Dragica, du hast gestern dein neues Buch fertiggestellt. Worauf dürfen wir uns freuen? 

Liebe um Liebe kommt im September bei Matthes & Seitz heraus und ist eine erweiterte Version meines letzten Buchs, Glück, welches als langes Gedicht geschrieben ist und als edition spoken script beim Gesunden Menschenversand herauskam. Es kommen dieselben Figuren vor und ich gehe auch wieder der Frage nach, wieso Frauen in unterschiedlichen Generationen in einen Sog der Gewalt geraten. Mehr will ich noch nicht verraten! Ich bin sehr gespannt, ob das Konzept aufgeht. Aber das weiss ich nie, ich brauche erst Rückmeldungen. Mit der Intention und Rezeption ist das wie beim Kochen: Ob es an den Zutaten liegt oder an mir, meine Absicht spielt nur eine kleine Rolle, wenn es darum geht, wie es anderen schmeckt.

«Liebe um Liebe» ist also ein Roman, deine früheren Texte sind hingegen Gedichte und Theaterstücke. Welche Möglichkeiten bietet dir die epische Form?

Ich schreibe seit 2007 daran. Man sollte nicht von Möglichkeiten sprechen, sondern fragen, was mich in diese Verdammnis getrieben hat! Es gibt beim Schreiben einen fast organischen Zwang, welcher wahrscheinlich in der Nähe von Wahn anzusiedeln ist, wo etwas getan werden muss. Wenn man dabei selber von Anfang an wüsste, was man finden würde, dann hört das Buch schon auf. Ich hatte keine Ahnung, ich war besessen. Mein vorletztes Buch, Warten auf Broch, wurde ein Essay von 90 Seiten. So entstehen meine Bücher. Ich schreibe und bis zuletzt weiss ich nicht, wohin es geht und wie es endet.

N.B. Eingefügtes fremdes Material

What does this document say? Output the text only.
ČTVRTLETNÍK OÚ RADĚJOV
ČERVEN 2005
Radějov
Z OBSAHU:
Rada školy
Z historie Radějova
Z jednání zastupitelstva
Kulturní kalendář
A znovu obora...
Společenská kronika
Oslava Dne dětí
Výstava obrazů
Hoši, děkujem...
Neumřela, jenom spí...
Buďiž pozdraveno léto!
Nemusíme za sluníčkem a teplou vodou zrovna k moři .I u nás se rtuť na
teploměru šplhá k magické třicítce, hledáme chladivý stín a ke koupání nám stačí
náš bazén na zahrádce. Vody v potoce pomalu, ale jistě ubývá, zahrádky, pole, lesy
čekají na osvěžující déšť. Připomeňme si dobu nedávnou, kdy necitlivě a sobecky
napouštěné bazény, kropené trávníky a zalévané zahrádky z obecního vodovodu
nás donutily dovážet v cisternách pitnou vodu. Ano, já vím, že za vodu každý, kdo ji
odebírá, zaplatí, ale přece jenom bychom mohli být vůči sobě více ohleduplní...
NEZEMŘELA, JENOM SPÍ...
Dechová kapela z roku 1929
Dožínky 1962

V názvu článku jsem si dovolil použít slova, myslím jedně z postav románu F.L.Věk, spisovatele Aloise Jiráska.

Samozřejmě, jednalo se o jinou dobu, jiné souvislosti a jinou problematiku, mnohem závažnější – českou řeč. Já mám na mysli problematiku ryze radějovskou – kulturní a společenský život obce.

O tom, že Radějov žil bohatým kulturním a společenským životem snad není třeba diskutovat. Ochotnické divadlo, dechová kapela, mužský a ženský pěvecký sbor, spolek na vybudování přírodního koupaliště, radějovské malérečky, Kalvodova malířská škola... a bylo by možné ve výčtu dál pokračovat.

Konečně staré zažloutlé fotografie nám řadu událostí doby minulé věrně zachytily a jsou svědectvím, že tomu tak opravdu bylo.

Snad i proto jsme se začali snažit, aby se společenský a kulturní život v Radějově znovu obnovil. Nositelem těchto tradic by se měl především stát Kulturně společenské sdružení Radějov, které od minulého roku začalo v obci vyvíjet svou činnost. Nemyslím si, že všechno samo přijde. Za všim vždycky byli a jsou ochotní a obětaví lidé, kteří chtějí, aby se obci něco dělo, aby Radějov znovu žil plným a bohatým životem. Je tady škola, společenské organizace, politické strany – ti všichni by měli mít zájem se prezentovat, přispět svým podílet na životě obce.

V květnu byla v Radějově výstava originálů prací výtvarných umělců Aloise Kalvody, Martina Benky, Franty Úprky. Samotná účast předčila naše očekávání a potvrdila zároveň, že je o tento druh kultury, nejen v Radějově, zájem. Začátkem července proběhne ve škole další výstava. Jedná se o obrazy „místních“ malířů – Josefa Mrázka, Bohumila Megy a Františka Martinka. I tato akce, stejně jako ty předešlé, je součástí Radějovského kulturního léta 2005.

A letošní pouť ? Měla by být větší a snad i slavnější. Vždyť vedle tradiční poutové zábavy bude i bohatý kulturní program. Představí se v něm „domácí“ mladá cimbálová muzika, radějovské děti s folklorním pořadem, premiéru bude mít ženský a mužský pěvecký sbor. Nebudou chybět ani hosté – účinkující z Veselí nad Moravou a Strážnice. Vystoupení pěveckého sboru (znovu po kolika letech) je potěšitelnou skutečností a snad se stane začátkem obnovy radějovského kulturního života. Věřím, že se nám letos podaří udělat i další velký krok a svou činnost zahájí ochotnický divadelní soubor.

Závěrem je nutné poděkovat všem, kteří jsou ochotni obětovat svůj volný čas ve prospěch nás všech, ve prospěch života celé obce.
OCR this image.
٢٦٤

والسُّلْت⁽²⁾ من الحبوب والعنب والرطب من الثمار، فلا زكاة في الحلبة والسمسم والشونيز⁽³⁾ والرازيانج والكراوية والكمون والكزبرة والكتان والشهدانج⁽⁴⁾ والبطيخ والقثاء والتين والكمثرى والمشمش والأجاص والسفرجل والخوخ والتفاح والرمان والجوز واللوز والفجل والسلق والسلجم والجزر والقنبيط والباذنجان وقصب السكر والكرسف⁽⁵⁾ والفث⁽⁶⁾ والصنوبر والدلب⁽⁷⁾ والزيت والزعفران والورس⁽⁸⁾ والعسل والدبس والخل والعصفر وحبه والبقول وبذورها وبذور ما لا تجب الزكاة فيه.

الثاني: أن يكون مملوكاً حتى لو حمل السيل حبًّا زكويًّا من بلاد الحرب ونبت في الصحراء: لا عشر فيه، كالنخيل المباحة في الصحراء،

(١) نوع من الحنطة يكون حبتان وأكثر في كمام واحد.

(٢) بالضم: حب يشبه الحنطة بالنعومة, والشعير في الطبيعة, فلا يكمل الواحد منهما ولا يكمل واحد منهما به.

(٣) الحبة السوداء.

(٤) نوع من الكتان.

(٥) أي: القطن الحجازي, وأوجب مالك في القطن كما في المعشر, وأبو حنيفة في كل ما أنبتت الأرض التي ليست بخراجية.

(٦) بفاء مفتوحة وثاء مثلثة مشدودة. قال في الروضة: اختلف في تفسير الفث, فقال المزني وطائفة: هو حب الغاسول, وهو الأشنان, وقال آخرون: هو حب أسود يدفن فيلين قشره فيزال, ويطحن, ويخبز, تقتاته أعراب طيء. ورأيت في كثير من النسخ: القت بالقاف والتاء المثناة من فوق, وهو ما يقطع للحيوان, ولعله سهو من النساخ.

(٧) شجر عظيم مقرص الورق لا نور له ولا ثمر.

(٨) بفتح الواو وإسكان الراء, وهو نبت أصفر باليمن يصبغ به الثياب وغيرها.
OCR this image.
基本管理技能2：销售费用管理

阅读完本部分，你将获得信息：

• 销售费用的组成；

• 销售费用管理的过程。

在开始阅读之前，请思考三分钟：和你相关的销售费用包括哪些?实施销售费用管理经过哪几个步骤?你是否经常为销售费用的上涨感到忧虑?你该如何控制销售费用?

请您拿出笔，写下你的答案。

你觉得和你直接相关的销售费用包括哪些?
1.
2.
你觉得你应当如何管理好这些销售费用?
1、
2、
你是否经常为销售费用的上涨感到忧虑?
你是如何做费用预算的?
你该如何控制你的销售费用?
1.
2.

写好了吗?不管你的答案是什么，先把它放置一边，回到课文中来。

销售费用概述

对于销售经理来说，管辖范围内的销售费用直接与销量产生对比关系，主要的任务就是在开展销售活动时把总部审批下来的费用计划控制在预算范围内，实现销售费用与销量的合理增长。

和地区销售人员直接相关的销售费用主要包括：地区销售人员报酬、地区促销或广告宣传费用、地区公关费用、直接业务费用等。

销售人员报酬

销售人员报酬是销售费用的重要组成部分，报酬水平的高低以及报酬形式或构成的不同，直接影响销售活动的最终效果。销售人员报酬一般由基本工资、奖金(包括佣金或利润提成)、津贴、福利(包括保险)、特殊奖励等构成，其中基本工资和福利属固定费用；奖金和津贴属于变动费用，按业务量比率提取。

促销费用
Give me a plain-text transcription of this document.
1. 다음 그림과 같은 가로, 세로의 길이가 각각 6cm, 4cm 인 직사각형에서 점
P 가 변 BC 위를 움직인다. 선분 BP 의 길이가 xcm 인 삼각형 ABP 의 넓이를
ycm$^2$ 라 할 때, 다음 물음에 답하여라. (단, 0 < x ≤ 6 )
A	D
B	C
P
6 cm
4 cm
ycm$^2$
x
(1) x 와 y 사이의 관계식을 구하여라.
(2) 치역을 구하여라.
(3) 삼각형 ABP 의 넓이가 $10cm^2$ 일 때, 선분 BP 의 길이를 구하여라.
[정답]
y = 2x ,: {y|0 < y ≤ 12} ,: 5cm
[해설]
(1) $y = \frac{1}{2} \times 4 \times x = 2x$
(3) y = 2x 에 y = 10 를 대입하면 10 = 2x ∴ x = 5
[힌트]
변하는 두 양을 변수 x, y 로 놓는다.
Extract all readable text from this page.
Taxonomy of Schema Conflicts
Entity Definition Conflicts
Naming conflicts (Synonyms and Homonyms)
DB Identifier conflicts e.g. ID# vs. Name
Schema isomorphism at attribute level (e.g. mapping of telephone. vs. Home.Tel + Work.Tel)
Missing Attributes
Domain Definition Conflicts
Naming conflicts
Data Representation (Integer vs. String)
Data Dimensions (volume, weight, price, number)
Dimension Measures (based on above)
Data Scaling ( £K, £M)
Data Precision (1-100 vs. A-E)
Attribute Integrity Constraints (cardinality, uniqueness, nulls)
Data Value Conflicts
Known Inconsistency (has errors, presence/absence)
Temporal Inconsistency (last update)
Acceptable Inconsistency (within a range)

Deine Texte werden oft unter dem Schlagwort «Migration» besprochen. Stört dich das nicht manchmal?

Mich stört in erster Linie, dass anhand äusserlicher Faktoren mein literarischer Beitrag erklärt wird. Ich bin migriert, das ist ein Fakt, ich schreibe auf Deutsch, und zwar – bevor die Frage kommt, sage ich es jetzt direkt: Ich schreibe in einem unvollendeten, aber für mich völlig verständlichen Deutsch, so sind meine Gedichte entstanden. Ich lebe jetzt schon seit vierzig Jahren in der Schweiz und irgendwann einmal ist dieser Zugang über die «Migrantenliteratur» etwas flach. Man wird nicht Schriftsteller oder Schriftstellerin, weil man ein Migrant oder eine Frau ist. Das Schreiben ist vielmehr etwas Existentielles. Wenn man über meine Texte redet, kann man über Migration reden, klar. Aber wenn man aus der verkürzten Formel «schreibende Migrantin» alles Weitere erklären will, dann ist das schon sehr reduktiv.

Zur Autorin

Dragica Rajčić Holzner, geboren 1959 in Split, lebt als Autorin und Dozierende für literarisches Schreiben in Zürich und Innsbruck. Rajčić Holzner schreibt Gedichte, Kurzprosa und Theaterstücke und hat zahlreiche Bücher publiziert, zuletzt «Warten auf Broch» und «Buch von Glück». Sie wurde unter anderem mit dem Adelbert-von-Chamisso-Preis und dem Lyrikpreis Meran ausgezeichnet.
Foto: © Ayşe Yavas

Wo wir beim Thema Deutsch sind: Friedrich Dürrenmatt hat einmal gesagt, das Schweizerdeutsche, seine Muttersprache, sei ihm die Sprache seines Gefühls, die deutsche Standardsprache hingegen die Sprache seines Verstands. Was bedeutet es für dich, auf «Hochdeutsch» zu schreiben?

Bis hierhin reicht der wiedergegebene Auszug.